いいお店でフレンチのフルコースを食べるのであれば、お金もかかりますよね?

「医療」というものをそれと同じくくりで考えるのは、あまりにも資本主義に傾倒しているように思われるかもしれませんが、

”虫歯が神経に到達するまで深くなってしまった”

”雑な治療のせいでまた膿んできてしまった”

のであれば、それを「ちゃんと」治すために費用がかかるのは当然というわけです。

勿論、顕微鏡やラバーダムを用い、しっかりと訓練された歯科医師の行う根管治療に対して、その労力に見合った診療報酬が設定され、保険治療として行える というのが患者さんにとっても歯科医師にとってもベストです。
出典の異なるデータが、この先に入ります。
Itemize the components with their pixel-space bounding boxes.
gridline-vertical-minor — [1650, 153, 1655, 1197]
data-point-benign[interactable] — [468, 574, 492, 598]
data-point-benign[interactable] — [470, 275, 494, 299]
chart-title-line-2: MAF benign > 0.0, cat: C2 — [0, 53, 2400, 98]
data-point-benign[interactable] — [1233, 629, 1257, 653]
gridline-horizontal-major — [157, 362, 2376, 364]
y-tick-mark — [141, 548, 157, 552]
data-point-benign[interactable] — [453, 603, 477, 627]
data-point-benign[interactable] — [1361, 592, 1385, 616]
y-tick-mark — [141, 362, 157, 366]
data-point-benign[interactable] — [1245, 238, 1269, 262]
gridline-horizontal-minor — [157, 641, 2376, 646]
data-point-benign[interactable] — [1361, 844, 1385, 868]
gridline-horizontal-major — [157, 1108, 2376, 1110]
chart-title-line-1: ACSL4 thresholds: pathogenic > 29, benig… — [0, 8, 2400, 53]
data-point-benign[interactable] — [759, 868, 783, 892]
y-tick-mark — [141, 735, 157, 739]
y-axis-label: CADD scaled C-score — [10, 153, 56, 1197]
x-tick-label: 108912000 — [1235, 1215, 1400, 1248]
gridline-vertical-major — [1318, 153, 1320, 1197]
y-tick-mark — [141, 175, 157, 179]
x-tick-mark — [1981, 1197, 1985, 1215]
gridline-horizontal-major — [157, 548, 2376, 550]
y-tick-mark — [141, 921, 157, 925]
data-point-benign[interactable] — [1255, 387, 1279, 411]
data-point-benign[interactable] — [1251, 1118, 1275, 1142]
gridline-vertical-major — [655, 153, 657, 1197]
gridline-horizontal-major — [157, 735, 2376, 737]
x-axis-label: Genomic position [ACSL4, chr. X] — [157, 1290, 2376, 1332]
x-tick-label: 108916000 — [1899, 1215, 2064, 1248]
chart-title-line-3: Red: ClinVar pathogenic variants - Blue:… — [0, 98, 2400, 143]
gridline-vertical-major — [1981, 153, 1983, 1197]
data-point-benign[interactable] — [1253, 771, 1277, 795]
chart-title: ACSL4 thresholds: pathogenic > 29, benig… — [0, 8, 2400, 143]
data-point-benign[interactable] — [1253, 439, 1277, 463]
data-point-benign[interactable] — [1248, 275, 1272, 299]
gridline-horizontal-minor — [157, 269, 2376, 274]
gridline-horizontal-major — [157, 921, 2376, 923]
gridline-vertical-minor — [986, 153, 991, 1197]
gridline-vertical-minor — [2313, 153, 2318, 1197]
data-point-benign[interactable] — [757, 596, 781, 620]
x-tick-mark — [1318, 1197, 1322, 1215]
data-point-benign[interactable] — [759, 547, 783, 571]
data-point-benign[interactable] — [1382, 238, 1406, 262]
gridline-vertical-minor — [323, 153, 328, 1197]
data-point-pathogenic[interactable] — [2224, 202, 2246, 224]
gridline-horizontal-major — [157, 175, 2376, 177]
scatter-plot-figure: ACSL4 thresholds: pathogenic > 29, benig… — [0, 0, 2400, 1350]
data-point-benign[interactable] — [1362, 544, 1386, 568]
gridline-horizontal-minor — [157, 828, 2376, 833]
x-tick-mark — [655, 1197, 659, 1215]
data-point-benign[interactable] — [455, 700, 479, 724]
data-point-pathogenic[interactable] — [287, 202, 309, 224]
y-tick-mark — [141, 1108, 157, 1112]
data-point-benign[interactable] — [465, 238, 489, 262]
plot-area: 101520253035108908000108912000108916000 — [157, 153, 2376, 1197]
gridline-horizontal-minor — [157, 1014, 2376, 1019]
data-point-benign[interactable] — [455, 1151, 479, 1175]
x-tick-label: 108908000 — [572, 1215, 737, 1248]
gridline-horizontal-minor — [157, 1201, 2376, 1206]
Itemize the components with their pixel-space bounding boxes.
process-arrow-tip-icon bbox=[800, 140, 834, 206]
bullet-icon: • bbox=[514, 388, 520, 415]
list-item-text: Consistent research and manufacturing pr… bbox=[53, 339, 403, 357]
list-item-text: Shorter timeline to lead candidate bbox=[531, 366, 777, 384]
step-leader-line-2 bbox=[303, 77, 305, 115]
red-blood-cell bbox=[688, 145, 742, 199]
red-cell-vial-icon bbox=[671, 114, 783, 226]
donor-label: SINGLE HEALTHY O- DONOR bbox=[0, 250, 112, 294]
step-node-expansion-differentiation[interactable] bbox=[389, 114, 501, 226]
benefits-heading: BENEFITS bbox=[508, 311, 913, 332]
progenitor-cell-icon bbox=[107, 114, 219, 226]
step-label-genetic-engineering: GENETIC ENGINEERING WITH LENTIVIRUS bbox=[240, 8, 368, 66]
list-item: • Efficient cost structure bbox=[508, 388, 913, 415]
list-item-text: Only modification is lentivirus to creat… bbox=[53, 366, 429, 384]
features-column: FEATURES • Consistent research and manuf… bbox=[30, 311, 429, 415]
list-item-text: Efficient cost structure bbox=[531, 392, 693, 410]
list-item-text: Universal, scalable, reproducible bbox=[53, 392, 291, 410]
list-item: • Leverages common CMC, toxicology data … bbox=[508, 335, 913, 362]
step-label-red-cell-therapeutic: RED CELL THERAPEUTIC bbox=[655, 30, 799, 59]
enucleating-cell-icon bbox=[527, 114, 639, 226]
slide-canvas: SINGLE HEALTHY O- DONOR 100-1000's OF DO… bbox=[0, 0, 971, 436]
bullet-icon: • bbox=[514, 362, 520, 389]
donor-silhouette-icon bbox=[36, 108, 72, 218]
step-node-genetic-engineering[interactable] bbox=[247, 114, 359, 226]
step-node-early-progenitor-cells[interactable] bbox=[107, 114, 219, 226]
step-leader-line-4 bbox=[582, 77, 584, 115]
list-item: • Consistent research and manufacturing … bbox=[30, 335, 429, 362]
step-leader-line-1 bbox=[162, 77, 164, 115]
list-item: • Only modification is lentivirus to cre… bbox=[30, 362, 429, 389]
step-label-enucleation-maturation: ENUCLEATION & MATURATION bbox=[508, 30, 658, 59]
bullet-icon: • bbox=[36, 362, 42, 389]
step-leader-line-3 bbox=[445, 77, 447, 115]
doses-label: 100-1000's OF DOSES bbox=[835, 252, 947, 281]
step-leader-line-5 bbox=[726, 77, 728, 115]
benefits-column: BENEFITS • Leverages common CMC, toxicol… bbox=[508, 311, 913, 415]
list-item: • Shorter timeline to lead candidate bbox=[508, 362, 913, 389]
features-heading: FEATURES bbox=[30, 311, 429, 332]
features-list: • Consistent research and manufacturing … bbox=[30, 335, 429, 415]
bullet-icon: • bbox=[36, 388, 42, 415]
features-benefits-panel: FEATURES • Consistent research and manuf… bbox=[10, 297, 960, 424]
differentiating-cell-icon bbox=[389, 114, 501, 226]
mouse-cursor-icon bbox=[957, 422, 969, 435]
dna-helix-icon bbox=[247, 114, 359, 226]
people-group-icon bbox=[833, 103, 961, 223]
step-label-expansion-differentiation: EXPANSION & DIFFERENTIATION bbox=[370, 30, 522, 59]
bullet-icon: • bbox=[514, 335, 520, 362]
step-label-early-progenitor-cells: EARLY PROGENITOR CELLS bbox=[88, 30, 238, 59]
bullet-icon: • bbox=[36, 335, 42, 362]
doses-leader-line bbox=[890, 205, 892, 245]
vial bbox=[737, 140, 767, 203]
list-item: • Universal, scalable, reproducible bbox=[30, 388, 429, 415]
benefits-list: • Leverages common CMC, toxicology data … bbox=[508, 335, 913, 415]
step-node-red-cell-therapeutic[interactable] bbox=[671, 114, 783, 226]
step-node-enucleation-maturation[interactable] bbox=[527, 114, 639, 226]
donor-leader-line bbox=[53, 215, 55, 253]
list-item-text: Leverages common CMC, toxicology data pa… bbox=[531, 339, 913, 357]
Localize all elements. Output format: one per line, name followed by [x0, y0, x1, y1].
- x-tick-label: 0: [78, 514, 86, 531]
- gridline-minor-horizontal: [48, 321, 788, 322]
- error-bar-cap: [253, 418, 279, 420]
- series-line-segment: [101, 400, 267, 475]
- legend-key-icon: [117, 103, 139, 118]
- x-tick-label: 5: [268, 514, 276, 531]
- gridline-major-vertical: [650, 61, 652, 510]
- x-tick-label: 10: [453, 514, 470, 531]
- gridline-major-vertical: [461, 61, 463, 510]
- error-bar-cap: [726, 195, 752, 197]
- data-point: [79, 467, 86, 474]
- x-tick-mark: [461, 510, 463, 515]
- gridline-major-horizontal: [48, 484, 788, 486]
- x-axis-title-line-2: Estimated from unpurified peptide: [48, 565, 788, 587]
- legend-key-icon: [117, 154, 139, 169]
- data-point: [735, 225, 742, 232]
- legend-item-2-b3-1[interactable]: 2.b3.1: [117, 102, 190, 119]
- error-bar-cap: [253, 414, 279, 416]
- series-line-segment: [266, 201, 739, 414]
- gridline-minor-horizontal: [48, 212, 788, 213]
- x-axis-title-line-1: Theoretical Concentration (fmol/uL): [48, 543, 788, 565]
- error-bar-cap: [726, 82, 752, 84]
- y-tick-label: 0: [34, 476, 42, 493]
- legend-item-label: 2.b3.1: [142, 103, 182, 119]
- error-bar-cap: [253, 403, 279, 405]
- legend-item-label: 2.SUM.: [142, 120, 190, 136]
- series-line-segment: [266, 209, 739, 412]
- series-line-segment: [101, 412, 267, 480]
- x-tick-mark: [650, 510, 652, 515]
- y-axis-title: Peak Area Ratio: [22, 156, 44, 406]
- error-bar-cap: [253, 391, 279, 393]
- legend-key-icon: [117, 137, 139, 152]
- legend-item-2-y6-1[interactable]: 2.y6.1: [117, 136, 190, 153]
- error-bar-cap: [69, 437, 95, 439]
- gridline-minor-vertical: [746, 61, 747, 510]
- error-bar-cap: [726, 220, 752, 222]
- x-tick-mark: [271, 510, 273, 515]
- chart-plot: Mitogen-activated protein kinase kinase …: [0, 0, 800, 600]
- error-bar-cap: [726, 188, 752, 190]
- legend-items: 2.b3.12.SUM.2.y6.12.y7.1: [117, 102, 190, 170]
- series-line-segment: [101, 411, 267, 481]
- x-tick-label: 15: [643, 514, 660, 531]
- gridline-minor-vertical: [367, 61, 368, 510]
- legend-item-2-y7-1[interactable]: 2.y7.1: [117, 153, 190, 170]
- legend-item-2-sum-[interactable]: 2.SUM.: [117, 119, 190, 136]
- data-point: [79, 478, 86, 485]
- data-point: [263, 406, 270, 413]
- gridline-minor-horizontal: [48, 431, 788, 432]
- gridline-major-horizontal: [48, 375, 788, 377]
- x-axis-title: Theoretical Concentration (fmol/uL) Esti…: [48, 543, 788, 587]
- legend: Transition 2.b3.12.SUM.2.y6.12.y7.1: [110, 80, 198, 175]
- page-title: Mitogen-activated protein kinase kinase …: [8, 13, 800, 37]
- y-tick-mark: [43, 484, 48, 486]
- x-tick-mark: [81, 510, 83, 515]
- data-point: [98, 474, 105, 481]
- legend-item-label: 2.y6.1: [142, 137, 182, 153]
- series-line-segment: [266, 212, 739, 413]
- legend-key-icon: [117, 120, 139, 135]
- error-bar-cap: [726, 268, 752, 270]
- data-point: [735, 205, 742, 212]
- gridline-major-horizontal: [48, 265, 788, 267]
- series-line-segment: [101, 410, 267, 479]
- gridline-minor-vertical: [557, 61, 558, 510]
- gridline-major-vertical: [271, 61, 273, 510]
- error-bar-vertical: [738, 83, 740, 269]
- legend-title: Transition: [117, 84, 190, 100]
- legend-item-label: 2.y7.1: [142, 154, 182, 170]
しかし、国の医療費というものは限られています。今後ますます介護や老人医療に医療費が割かれていくであろう時世の中、歯科治療の診療報酬が大幅に改善される見込みはほとんどありません。

というわけで、

・ラバーダムを行って

・顕微鏡をつかい

・時間をかけて

処置をするのであれば、その多大な労力に対して自費診療を設定するという結論に帰着するわけです。

金額設定は自費根管治療を提案する歯科医院ごとに様々ですが、相場としては、手つかずの前歯の治療で5万~7万円 奥歯の再治療で10万~15万円くらいが妥当といえるでしょう。

まとめ

根管治療というのは、見た目にも見えない部分なのにも関わらず治療には時間がかかり、あまりモチベーションの上がりやすい治療ではありません。

ただ、根管の中に細菌が残ったまま治療をすすめると、後々問題がおきてくることがあります。

治療されているにも関わらず病気ができている。

既に治療されているにも関わらず、レントゲンを撮ると根の先端に病気ができている ということが後を絶たないのは、現在進行形で保険の「いい加減で雑な」根管治療が行われているからです。

今回は、根管治療がいかに難しく労力を要する治療なのか、そしてそのような治療をしっかりと行うためには、とても保険では治療することができないことがお分かりいただけたかと思います。

費用はかかってしまうかもしれませんが、一生つかっていきたいご自身の歯です。根管治療のやり直しなどでお困りの方は、是非自費の根管治療を行っている歯科医院に相談してみてはいかがでしょうか?